The inner workings and hidden images within any of us are far more subtle and complex than we can even know. We are a deep mystery even to ourselves. Paul's second letter to the Corinthians doesn't speak of camera cases and film but his analogy of our bodies as a tent or clothing points to the same truth. We are more than flesh and life is larger than the days we walk the earth. Even if we discard the camera the images that have been produced persist.
The things that are really important in this life are not things like wealth or beauty- these things fade. Even pain and discomfort that seem overwhelming in the moment will pass away too. Whether it is physical pain or the ache of loss, in the end it all falls away like a sweater taken off on a cold day when it grows comfortably warm.

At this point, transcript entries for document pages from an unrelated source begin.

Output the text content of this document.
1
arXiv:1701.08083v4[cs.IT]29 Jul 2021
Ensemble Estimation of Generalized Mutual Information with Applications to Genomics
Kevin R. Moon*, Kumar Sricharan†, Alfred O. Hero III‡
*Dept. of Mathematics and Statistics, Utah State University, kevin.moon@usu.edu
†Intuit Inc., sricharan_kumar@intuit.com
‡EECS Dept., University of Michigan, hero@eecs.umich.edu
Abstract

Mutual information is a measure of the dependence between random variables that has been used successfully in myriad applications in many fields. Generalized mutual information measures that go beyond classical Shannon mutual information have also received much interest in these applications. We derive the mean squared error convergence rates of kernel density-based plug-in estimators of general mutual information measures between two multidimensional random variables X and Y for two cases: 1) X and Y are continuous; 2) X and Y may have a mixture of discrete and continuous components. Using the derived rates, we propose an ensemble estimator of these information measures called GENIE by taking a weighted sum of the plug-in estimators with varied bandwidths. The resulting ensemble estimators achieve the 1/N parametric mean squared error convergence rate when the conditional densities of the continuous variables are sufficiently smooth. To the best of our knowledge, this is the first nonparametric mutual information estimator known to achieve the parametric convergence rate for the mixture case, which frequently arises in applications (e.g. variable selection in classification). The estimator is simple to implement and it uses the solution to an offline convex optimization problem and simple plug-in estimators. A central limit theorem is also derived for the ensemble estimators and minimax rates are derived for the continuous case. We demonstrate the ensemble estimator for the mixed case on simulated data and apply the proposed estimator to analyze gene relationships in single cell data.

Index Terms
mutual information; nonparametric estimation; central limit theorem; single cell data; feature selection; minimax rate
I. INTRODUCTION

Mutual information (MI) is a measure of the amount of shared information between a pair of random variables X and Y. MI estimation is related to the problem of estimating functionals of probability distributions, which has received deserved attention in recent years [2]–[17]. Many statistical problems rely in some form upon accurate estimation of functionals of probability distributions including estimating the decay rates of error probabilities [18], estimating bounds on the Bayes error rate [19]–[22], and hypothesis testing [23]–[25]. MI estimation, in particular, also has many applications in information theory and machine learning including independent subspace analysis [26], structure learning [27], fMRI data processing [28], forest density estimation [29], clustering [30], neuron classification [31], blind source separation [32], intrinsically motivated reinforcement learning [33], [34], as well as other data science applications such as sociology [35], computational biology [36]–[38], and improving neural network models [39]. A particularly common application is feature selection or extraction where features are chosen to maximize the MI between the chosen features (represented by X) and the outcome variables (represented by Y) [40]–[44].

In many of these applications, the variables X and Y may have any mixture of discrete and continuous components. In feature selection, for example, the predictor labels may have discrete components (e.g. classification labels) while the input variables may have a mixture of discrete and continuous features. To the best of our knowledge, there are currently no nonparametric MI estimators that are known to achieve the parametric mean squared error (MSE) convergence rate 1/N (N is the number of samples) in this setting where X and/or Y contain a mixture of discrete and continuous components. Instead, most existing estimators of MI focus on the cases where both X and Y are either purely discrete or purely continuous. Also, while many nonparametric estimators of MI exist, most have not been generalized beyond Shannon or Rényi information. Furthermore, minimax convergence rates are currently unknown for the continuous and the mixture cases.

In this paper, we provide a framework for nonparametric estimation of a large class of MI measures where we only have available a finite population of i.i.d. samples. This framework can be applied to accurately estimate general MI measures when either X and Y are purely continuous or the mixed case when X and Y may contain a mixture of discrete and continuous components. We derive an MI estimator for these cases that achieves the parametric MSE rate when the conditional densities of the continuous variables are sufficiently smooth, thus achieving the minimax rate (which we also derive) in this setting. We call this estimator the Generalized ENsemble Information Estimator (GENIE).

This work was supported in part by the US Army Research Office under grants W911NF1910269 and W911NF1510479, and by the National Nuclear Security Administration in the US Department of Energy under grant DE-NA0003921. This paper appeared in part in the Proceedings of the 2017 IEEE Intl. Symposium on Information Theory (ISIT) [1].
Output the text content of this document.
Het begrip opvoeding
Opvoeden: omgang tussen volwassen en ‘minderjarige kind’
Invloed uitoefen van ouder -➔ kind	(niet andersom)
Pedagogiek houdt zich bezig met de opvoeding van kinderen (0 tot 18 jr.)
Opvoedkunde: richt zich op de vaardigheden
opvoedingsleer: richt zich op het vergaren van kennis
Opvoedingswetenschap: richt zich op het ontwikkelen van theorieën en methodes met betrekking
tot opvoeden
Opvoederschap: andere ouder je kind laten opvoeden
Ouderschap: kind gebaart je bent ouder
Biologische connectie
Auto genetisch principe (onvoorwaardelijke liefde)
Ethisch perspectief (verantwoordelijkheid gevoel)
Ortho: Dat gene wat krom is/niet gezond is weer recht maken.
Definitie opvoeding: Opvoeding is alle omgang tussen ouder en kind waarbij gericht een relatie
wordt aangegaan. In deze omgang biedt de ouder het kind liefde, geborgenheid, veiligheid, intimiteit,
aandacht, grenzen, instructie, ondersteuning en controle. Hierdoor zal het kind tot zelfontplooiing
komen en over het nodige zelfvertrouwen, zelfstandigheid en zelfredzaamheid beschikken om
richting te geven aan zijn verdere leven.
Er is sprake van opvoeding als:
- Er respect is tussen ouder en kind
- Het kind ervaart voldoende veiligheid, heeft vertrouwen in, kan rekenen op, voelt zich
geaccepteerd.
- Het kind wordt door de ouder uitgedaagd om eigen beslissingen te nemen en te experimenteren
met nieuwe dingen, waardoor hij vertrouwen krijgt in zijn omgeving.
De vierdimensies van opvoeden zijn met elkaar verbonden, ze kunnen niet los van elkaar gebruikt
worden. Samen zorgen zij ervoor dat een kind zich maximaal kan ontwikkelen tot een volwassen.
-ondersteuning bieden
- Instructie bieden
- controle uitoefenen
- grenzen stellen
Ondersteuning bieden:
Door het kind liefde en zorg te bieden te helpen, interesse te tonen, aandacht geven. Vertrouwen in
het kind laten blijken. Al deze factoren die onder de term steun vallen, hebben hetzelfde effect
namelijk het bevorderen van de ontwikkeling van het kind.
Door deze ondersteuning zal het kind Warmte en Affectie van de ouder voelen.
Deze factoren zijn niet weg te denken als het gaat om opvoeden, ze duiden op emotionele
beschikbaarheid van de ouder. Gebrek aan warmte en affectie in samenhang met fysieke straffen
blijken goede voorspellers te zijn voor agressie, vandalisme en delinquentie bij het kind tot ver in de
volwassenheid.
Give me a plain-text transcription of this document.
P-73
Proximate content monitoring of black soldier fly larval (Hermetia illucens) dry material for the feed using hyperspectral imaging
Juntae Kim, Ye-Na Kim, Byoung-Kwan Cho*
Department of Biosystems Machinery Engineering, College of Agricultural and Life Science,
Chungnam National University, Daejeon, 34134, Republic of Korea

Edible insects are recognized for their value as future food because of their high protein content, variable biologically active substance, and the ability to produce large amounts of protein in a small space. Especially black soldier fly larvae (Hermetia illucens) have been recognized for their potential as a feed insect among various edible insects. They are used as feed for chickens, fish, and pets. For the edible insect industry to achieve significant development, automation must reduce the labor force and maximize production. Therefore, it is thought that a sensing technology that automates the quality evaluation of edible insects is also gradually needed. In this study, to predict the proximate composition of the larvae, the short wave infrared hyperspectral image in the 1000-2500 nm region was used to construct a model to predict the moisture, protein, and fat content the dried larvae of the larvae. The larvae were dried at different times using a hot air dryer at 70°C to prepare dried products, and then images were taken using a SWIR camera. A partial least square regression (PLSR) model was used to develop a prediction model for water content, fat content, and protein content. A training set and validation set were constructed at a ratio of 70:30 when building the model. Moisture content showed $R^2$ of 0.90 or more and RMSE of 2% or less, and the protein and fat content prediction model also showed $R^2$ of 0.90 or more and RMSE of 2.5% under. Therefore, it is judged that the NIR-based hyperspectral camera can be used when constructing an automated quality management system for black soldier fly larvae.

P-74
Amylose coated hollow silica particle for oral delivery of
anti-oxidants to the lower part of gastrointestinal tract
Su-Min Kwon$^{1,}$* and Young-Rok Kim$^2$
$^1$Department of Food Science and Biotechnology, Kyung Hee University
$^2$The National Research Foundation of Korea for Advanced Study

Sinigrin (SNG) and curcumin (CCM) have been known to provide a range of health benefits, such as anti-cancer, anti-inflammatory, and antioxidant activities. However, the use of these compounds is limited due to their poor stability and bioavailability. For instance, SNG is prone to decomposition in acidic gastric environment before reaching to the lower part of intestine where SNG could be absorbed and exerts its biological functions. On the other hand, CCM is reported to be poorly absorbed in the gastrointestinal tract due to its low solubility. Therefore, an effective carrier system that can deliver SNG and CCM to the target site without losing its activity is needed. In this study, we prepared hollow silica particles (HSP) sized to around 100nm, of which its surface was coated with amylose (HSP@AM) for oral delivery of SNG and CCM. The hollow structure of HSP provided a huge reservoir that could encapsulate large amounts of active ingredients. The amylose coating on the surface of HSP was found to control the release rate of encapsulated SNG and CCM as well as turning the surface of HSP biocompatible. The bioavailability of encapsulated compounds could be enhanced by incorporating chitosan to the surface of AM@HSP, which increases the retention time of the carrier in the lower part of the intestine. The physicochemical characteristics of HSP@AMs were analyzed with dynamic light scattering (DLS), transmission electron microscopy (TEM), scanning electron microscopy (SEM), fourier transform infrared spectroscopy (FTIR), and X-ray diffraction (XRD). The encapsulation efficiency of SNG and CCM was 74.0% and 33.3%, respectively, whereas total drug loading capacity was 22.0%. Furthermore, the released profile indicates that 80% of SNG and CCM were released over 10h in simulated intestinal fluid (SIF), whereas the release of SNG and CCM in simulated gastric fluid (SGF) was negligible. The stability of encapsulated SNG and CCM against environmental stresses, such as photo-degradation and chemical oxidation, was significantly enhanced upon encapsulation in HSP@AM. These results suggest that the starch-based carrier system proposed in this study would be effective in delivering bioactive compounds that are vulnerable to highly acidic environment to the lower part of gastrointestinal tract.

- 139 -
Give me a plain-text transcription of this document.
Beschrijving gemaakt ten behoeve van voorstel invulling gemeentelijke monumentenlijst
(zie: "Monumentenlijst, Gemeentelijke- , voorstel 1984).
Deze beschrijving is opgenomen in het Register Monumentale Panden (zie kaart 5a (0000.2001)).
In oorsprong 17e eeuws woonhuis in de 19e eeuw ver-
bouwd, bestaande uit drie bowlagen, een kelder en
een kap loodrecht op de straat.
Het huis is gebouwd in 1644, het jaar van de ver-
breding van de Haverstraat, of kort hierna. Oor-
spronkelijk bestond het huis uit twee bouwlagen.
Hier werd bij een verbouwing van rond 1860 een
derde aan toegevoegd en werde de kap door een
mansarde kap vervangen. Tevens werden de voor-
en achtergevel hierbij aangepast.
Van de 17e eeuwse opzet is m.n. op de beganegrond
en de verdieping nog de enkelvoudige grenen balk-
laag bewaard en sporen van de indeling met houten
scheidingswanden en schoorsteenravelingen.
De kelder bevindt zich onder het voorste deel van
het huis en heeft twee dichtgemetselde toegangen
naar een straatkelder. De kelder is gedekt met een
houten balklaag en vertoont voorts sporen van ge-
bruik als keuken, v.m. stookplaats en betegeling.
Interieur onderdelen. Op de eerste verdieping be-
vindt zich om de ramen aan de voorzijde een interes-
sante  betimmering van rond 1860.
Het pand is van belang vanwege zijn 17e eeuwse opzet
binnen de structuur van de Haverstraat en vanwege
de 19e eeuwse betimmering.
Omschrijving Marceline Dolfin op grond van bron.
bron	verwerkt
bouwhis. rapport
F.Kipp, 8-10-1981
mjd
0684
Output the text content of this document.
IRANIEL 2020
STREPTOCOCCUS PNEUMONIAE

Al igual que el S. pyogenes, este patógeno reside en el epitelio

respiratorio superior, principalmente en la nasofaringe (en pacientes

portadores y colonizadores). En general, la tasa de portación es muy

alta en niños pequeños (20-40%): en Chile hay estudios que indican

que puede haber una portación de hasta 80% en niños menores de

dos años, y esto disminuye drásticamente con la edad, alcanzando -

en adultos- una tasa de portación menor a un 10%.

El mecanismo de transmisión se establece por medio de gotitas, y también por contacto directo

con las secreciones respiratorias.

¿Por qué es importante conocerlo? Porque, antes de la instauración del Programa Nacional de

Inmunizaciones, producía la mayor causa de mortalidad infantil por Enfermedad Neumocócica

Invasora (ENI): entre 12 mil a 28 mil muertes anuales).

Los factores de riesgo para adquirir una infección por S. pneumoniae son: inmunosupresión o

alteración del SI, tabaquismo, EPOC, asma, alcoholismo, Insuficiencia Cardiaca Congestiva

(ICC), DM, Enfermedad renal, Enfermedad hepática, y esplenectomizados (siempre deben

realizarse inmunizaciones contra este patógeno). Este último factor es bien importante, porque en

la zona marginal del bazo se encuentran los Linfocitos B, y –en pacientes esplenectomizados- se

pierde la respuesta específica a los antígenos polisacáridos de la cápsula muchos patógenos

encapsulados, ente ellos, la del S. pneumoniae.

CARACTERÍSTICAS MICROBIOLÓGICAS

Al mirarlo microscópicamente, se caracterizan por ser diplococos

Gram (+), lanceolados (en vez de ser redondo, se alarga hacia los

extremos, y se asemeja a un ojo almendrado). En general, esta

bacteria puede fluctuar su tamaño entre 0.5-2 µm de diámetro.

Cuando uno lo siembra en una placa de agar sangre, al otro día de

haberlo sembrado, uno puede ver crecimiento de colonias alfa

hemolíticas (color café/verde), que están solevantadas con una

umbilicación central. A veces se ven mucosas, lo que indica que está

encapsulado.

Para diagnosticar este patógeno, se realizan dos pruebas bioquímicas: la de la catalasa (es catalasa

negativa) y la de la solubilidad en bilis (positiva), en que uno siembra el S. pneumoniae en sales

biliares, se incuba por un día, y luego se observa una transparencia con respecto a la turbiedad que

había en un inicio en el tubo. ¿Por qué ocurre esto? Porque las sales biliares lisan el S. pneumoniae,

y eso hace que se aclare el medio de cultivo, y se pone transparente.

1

We are shaped in this life, and the next, by the relationships we inhabit. Every expression of love, faith and hope, every embrace of that which is good, focuses light on the image that God had imprinted on our soul at our creation. Baptism takes the lens cover off the camera and allows us to drink in the light of the Spirit that is all around us. Communion and weekly contact with a community of faith cleans the accumulated grim off our lens so that we can see clearly and light can enter us with less distortion.
But even when a camera is put on the shelf for a time, the images within persist. All those years of life in community, all those acts of love and kindness, filled Emily with light. Even as memory and reason faded away, the glow of graciousness remained. The last time I went to visit Emily, she did not know who I was. But it didn't matter. She greeted me with hospitality and warm. The essence of jaunty presence we can see in the image of Emily on the front of the bulletin this morning is a snapshot of her enduring essence.
Faith, hope and love endure. As these shine in us and from us, an enduring and beautiful image is formed with us. Some darkness is inevitable, an inescapable part of the human condition. Failings and foibles obscure some part of the light around us - diminish some part of the picture. But while it is still light, all of us have the opportunity to choose where we will point our lens so as to capture the maximum amount of light. We choose which scenes to enter, which vistas to record. Life is full of shimmering beauty. Let us choose to cast our gaze at those things that are gracious, lovely and true.
At the reception we will trade stories of Emily like people pointing to snapshots in an album. Each image we present will recall a host of other perceptions- the fragrance of flowers, the sound of ice in a glass, the warmth of a day or the light of her smile. Isn't it a wonder that the power of love, memory and imagination are strong enough to raise days long dead and hold them, full of life, before our eyes?
God who loved us into being and stamped his own image deep within us can call up not just memory but essence. Emily persists. The gospel does not speak of cameras, tents or clothing- it uses a larger analogy, the house of God. In it are all whom God has gathered.
There are many rooms, more than we can imagine or pray for. Places are prepared, like pages of an album, waiting for the images yet to be developed. Emily is in album, in that house, in that relationship that endures, that dwelling of ultimate hospitality.
There is room enough for us when the time comes.
So let us this day celebrate the gift that Emily was to us. Let us gaze with love on the images that persist. And let us resolve to point our lens in the right direction while we still have light.
How can we know the right direction? All cameras come with a manual. But the best photography instruction comes from a mentor. We are offered both. The wisdom and witness of Scripture shows us fullness of life and this wisdom is offered not just at funerals but every Sunday. The mentor shows up whenever two or three are gathered in His name.
I invite you, in the name of Christ, to enter into the deeper mysteries of this life. Open your lens - open your heart - and let the light of Christ enter. In this way the image of God's hope for you will develop within you so that when night falls and the page is turned your picture will be ready to be placed with the rest, in that house by still water, in the company of saints. AMEN.